Extended Data Figure 4: Contributions of water vapour change to model spread in temperature-mediated SWA response.

From: An observational radiative constraint on hydrologic cycle intensification

Extended Data Figure 4

a, The Gregory method (Methods) is applied to anomalies of globally averaged specific humidity (q) at standard atmospheric levels, total column precipitable water (PW), and upper tropospheric precipitable water (PW(500–200), computed by vertically integrating q between 500 and 200 mbar) to quantify the temperature-mediated response of atmospheric water vapour for each model. The natural log was taken before computing annual anomalies. For each quantity, the symbols (circle, diamond, square) represent the model mean and the whiskers represent the full model spread.
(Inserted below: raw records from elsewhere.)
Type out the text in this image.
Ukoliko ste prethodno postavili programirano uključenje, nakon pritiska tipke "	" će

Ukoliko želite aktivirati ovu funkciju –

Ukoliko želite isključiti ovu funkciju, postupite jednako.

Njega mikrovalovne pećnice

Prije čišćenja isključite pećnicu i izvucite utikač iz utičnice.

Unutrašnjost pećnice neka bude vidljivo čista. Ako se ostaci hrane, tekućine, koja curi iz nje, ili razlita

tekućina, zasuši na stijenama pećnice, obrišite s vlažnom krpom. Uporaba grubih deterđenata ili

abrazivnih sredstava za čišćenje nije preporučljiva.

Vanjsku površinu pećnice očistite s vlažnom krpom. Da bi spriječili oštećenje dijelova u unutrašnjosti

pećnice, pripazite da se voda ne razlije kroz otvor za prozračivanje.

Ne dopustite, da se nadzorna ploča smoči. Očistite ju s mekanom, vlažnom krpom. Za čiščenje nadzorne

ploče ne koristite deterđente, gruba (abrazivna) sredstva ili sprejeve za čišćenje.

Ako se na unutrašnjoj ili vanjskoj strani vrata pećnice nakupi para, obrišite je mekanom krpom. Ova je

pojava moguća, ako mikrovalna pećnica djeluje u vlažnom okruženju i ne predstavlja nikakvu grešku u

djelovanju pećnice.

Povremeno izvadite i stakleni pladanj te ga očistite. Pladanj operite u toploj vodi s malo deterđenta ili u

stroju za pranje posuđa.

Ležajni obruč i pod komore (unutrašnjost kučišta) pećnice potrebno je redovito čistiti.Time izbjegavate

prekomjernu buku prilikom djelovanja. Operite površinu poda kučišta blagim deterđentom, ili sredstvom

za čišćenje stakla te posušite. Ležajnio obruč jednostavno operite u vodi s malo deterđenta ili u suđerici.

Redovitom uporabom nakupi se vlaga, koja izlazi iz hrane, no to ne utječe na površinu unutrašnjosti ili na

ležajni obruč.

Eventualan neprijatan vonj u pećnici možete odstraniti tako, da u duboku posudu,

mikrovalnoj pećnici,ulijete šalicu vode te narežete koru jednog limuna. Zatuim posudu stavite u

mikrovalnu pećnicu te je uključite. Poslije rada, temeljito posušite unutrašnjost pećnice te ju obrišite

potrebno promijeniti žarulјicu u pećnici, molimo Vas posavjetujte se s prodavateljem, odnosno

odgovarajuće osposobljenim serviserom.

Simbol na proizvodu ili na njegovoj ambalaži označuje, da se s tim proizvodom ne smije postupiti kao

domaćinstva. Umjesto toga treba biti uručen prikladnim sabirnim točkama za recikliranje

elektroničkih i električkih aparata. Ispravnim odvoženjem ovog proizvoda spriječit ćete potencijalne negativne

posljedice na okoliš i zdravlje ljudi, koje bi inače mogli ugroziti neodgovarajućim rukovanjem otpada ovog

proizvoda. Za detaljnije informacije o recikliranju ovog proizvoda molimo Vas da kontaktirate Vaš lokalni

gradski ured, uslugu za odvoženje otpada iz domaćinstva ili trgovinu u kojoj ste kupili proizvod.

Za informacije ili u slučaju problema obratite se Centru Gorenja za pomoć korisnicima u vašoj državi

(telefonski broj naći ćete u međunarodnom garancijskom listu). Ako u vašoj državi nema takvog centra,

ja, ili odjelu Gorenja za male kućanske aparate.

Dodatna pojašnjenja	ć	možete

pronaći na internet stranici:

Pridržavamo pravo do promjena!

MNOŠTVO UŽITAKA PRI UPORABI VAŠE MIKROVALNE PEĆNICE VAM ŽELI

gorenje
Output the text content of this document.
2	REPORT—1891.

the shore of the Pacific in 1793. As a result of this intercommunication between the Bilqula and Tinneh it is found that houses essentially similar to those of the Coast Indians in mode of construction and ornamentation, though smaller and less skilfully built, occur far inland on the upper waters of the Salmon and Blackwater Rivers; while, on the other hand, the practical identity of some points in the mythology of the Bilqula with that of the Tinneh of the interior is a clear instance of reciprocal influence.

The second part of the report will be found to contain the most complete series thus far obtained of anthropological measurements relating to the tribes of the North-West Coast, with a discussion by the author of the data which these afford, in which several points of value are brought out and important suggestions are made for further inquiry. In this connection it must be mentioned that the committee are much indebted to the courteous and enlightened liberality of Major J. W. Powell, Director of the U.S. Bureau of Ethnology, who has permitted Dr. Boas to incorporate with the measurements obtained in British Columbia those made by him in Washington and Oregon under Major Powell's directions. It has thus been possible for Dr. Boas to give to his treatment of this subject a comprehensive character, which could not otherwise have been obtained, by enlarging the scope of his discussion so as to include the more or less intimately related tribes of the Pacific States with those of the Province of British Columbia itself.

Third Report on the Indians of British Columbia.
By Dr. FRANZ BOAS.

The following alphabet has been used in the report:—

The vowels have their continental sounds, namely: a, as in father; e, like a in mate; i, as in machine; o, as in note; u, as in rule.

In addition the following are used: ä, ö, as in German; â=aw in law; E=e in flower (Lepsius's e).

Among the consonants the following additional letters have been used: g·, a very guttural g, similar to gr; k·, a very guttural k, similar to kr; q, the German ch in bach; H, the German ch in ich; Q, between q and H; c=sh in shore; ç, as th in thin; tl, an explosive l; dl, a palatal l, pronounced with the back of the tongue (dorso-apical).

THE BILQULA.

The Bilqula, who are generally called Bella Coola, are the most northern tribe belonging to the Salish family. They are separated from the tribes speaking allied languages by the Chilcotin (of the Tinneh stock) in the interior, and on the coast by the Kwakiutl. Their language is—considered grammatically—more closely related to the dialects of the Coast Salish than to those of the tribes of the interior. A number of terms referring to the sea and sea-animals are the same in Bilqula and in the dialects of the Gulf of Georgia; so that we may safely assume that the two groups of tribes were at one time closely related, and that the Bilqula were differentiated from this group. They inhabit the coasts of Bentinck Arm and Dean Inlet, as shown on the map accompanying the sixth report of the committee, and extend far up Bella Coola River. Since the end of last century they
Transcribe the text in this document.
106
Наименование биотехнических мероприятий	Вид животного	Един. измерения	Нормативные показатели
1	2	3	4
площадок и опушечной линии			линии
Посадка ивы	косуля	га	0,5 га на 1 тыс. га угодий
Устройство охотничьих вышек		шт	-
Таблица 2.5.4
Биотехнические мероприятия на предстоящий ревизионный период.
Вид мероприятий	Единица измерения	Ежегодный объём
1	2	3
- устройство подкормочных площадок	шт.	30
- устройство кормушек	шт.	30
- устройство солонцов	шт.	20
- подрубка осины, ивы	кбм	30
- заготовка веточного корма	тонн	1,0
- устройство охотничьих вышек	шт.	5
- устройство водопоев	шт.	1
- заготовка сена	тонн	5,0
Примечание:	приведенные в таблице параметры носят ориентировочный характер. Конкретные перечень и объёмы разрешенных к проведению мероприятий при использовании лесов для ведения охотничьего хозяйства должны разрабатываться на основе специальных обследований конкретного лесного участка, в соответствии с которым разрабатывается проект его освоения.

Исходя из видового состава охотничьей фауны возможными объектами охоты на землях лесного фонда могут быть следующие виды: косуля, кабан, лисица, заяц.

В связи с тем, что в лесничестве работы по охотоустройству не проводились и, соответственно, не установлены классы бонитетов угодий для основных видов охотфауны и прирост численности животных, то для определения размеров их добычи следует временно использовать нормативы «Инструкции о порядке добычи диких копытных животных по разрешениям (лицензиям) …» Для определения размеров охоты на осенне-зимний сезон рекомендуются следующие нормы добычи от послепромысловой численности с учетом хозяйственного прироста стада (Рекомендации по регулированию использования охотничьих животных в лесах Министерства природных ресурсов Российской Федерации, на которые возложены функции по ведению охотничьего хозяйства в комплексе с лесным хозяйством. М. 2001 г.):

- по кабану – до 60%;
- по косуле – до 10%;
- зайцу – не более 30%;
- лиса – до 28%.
The globally averaged annual-mean clear-sky shortwave atmospheric q kernel (Methods) is overlaid (blue curve). b, The cross-model correlation between the responses of water vapour in a and the temperature-mediated clear-sky SWA response (clr-dSWA/dT) computed with model-produced fluxes (black) or radiative kernels (blue). Filled symbols are statistically significant at the 5% level based on a two-tailed t-test33, with degrees of freedom corresponding to the number of participating modelling institutions (14) within the 25 model ensemble.